UNITED STATES of America, Plaintiff,

No. 75-822 C (1).

United States District Court, E. D. Missouri, E. D.

June 15, 1976.

Order Nunc Pro Tunc June 17, 1976.

*796 Donald J. Stohr, U.S. Atty., William G. Cole, Asst. U.S. Atty., St. Louis, Mo., for plaintiff.

Joseph A. Bohrer, Neale, Newman, Bradshaw & Freeman, Springfield, Mo., Lon Hocker, Ziercher, Hocker, Tzinberg, Human & Michenfelder, Clayton, Mo., for defendant.


MEREDITH, Chief Judge.

This matter was tried to the Court without a jury. The Court has been duly informed by briefs, exhibits, depositions, and testimony.

Findings of Fact

1. Defendant Ozark Air Lines, Inc., is and at all times hereinafter mentioned was a corporation, with its principal corporate office at St. Louis International Airport, St. Louis, Missouri.

2. Defendant is and at all times mentioned herein was the holder of Air Carrier *797 Operating Certificate No. 308, issued under Part 121 of the Federal Aviation Regulations, 14 C.F.R. § 121, and is engaged in the common carriage by air of both persons and cargo.

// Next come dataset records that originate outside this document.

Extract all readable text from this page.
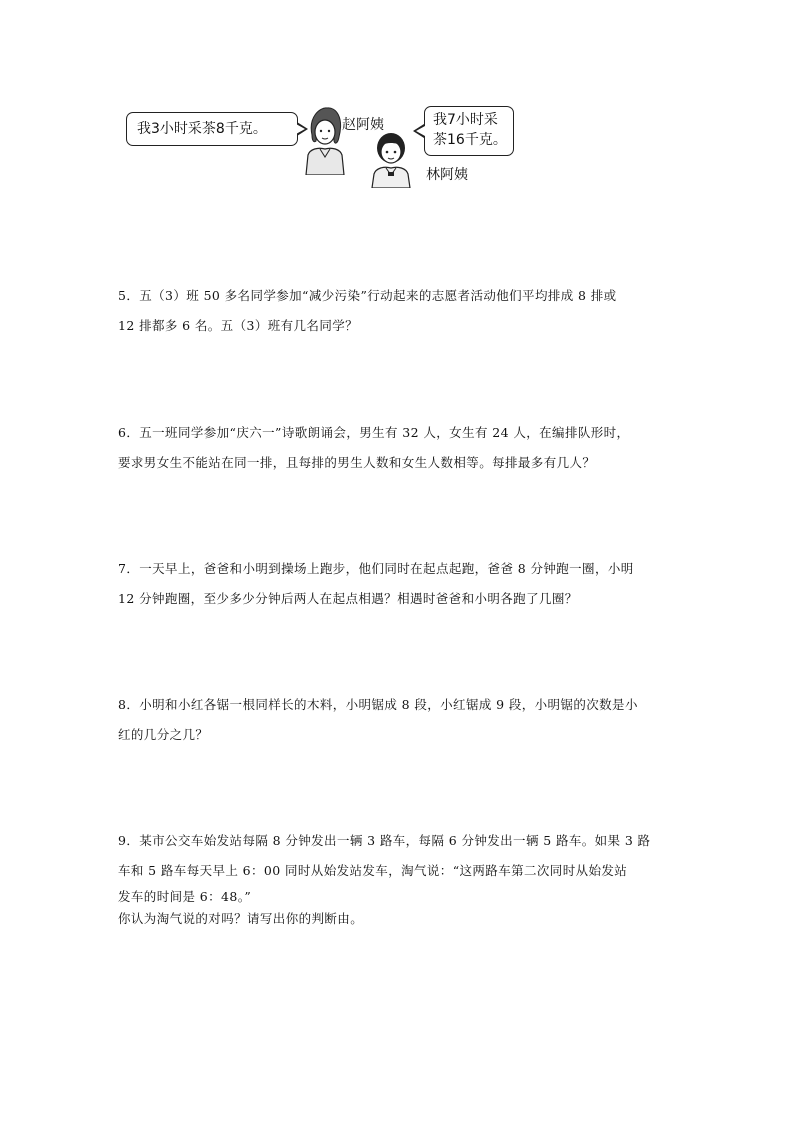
我3小时采茶8千克。	赵阿姨	我7小时采
茶16千克。
林阿姨
5．五（3）班 50 多名同学参加“减少污染”行动起来的志愿者活动他们平均排成 8 排或
12 排都多 6 名。五（3）班有几名同学？
6．五一班同学参加“庆六一”诗歌朗诵会，男生有 32 人，女生有 24 人，在编排队形时，
要求男女生不能站在同一排，且每排的男生人数和女生人数相等。每排最多有几人？
7．一天早上，爸爸和小明到操场上跑步，他们同时在起点起跑，爸爸 8 分钟跑一圈，小明
12 分钟跑圈，至少多少分钟后两人在起点相遇？相遇时爸爸和小明各跑了几圈？
8．小明和小红各锯一根同样长的木料，小明锯成 8 段，小红锯成 9 段，小明锯的次数是小
红的几分之几？
9．某市公交车始发站每隔 8 分钟发出一辆 3 路车，每隔 6 分钟发出一辆 5 路车。如果 3 路
车和 5 路车每天早上 6：00 同时从始发站发车，淘气说：“这两路车第二次同时从始发站
发车的时间是 6：48。”
你认为淘气说的对吗？请写出你的判断由。
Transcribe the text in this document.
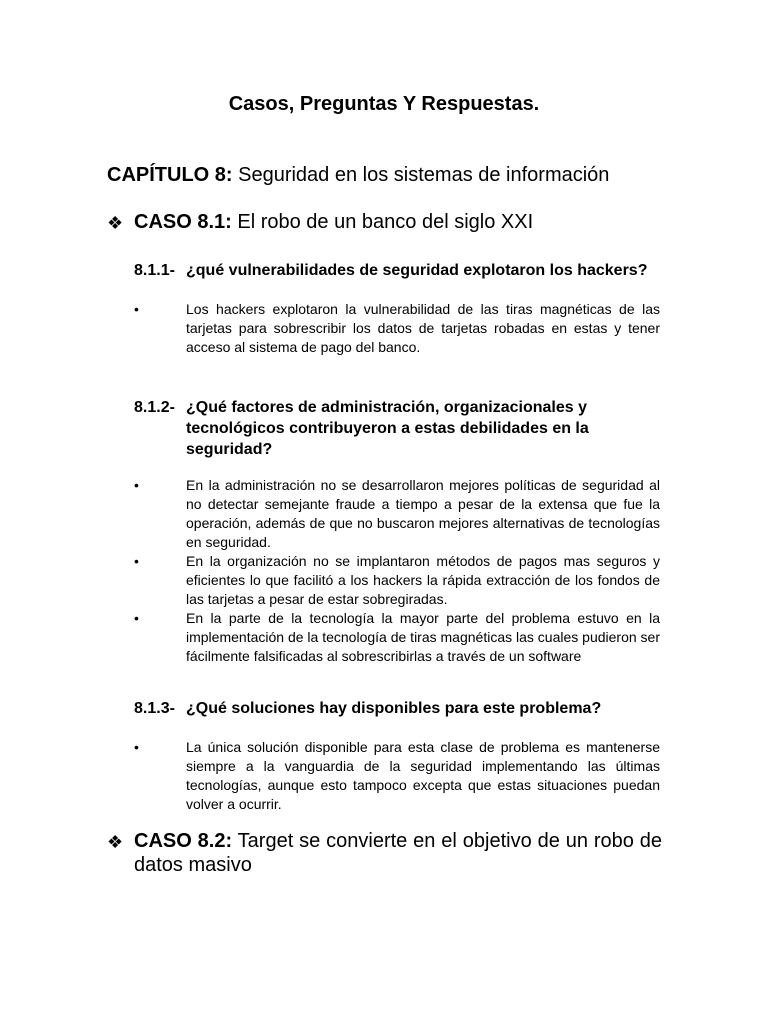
Casos, Preguntas Y Respuestas.
CAPÍTULO 8: Seguridad en los sistemas de información
❖ CASO 8.1: El robo de un banco del siglo XXI
8.1.1- ¿qué vulnerabilidades de seguridad explotaron los hackers?
•	Los hackers explotaron la vulnerabilidad de las tiras magnéticas de las tarjetas para sobrescribir los datos de tarjetas robadas en estas y tener acceso al sistema de pago del banco.
8.1.2- ¿Qué factores de administración, organizacionales y tecnológicos contribuyeron a estas debilidades en la seguridad?
•	En la administración no se desarrollaron mejores políticas de seguridad al no detectar semejante fraude a tiempo a pesar de la extensa que fue la operación, además de que no buscaron mejores alternativas de tecnologías en seguridad.
•	En la organización no se implantaron métodos de pagos mas seguros y eficientes lo que facilitó a los hackers la rápida extracción de los fondos de las tarjetas a pesar de estar sobregiradas.
•	En la parte de la tecnología la mayor parte del problema estuvo en la implementación de la tecnología de tiras magnéticas las cuales pudieron ser fácilmente falsificadas al sobrescribirlas a través de un software
8.1.3- ¿Qué soluciones hay disponibles para este problema?
•	La única solución disponible para esta clase de problema es mantenerse siempre a la vanguardia de la seguridad implementando las últimas tecnologías, aunque esto tampoco excepta que estas situaciones puedan volver a ocurrir.
❖ CASO 8.2: Target se convierte en el objetivo de un robo de datos masivo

3. Defendant's air security program, approved by the Federal Aviation Administration on May 11, 1973, provides in pertinent part in I.1.a.2):

"All passengers shall submit their carry-on baggage for physical inspection. . . Passengers shall be cleared by a metal detector. Those who do not alarm the metal detector and have no weapons in their carry-on baggage may board their flight."

4. On May 4, 1974, Ms. Olivia Kay Burns, presently known as Ms. Olivia Langendoerfer, purchased an airline ticket from Columbia, Missouri, to St. Louis, Missouri, to Omaha, Nebraska, entitling her to passage on defendant's flight No. 893 from Columbia, Missouri, to St. Louis, Missouri.

5. Prior to boarding flight No. 893, Ms. Burns gave her white leather shoulder bag to a security screener for search and inspection. The security screener, Mr. James F. Torpy, was an employee of Burns International, Inc., which was then under contract with defendant to provide security services at Columbia, Missouri, Regional Airport. Mr. Torpy made a manual inspection of Ms. Burns' shoulder bag and found no firearms therein.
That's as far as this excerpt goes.